8番のりばからは新幹線の発着風景も楽しむことが出来る。新幹線米原駅は新幹線の駅にしては珍しい地上駅だ。
当初新幹線の駅は、より人口の多い隣の彦根駅に設置される予定だったが、北陸線との接続駅であるという地の利が奏功し、この場所での設置となったらしい。
上の場所から南方向の彦根・大津方面を望む。ここから南方1キロのところに、JR貨物の米原操車場がある。
駅周辺に何もないと揶揄されがちな当駅だが、だからこそ得られるこの開放的な眺望自体が、実はこの駅の名物たり得るのではないだろうか。
そして、この広大な交通の要所たる米原駅は、実は2005年(平成17年)まで「町」であり、「町」にある新幹線の駅として有名な存在だった。
5番乗り場と7番のりばに681系特急しらさぎ号が並んだ。
5番乗り場の電車は北陸線に入って金沢に向かい、7番のりばの電車は東海道線に入って名古屋に向かう。

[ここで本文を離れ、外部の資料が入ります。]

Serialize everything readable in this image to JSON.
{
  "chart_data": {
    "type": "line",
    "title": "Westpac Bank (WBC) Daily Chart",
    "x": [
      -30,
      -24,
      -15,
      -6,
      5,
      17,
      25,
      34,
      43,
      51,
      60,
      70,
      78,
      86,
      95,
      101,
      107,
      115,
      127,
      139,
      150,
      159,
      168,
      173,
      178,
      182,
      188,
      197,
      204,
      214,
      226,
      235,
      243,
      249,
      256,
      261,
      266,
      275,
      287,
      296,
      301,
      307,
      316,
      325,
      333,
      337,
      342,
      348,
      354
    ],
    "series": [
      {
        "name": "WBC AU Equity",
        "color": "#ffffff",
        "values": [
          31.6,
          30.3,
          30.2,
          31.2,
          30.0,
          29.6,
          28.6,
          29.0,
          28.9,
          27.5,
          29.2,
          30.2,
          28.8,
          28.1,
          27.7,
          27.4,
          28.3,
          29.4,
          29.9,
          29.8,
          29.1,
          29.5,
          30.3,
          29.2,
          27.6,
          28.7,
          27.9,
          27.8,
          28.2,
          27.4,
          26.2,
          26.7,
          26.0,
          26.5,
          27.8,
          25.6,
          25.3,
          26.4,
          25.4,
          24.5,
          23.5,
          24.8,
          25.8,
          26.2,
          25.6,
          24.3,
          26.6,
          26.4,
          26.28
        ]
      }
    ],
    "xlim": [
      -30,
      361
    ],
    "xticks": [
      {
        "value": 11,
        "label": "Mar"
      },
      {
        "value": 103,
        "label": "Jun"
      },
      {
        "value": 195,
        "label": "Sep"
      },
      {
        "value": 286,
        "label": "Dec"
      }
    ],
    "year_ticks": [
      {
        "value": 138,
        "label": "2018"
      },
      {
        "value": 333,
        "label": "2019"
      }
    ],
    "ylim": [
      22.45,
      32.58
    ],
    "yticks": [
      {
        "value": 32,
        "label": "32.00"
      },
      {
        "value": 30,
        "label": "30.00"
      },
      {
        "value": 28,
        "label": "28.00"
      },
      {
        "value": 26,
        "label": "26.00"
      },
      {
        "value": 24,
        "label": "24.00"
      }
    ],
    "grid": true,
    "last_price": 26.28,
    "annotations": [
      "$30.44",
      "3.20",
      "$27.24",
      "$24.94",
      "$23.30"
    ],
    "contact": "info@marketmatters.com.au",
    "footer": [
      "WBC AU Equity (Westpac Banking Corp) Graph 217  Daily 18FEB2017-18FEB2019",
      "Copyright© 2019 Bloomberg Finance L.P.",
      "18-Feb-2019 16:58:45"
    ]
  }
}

8番のりばに、JR東海車の313系・当駅始発の普通大垣行きが入線。
JR東海313系の電車が見られるJR西日本の駅は当駅のみ。
JR西の221系シリーズに匹敵する快適3扉クロスシート車で、名古屋圏内では新快速としても活躍する。
その313系が大垣に向けて出発。
今度は7番のりばから681系の特急しらさぎ号名古屋行きが発車。
そして、JR東海の383系特急ワイドビューしなの・長野行きが8番のりばから発車。
2016年(平成28年)3月のダイヤ改正で、同列車の名古屋以西が廃止となるため、貴重な遭遇が出来た。
上下線の間に操車場を抱き込む形となっているため、東海道線上り方面は、大きく西側にカーブしていく。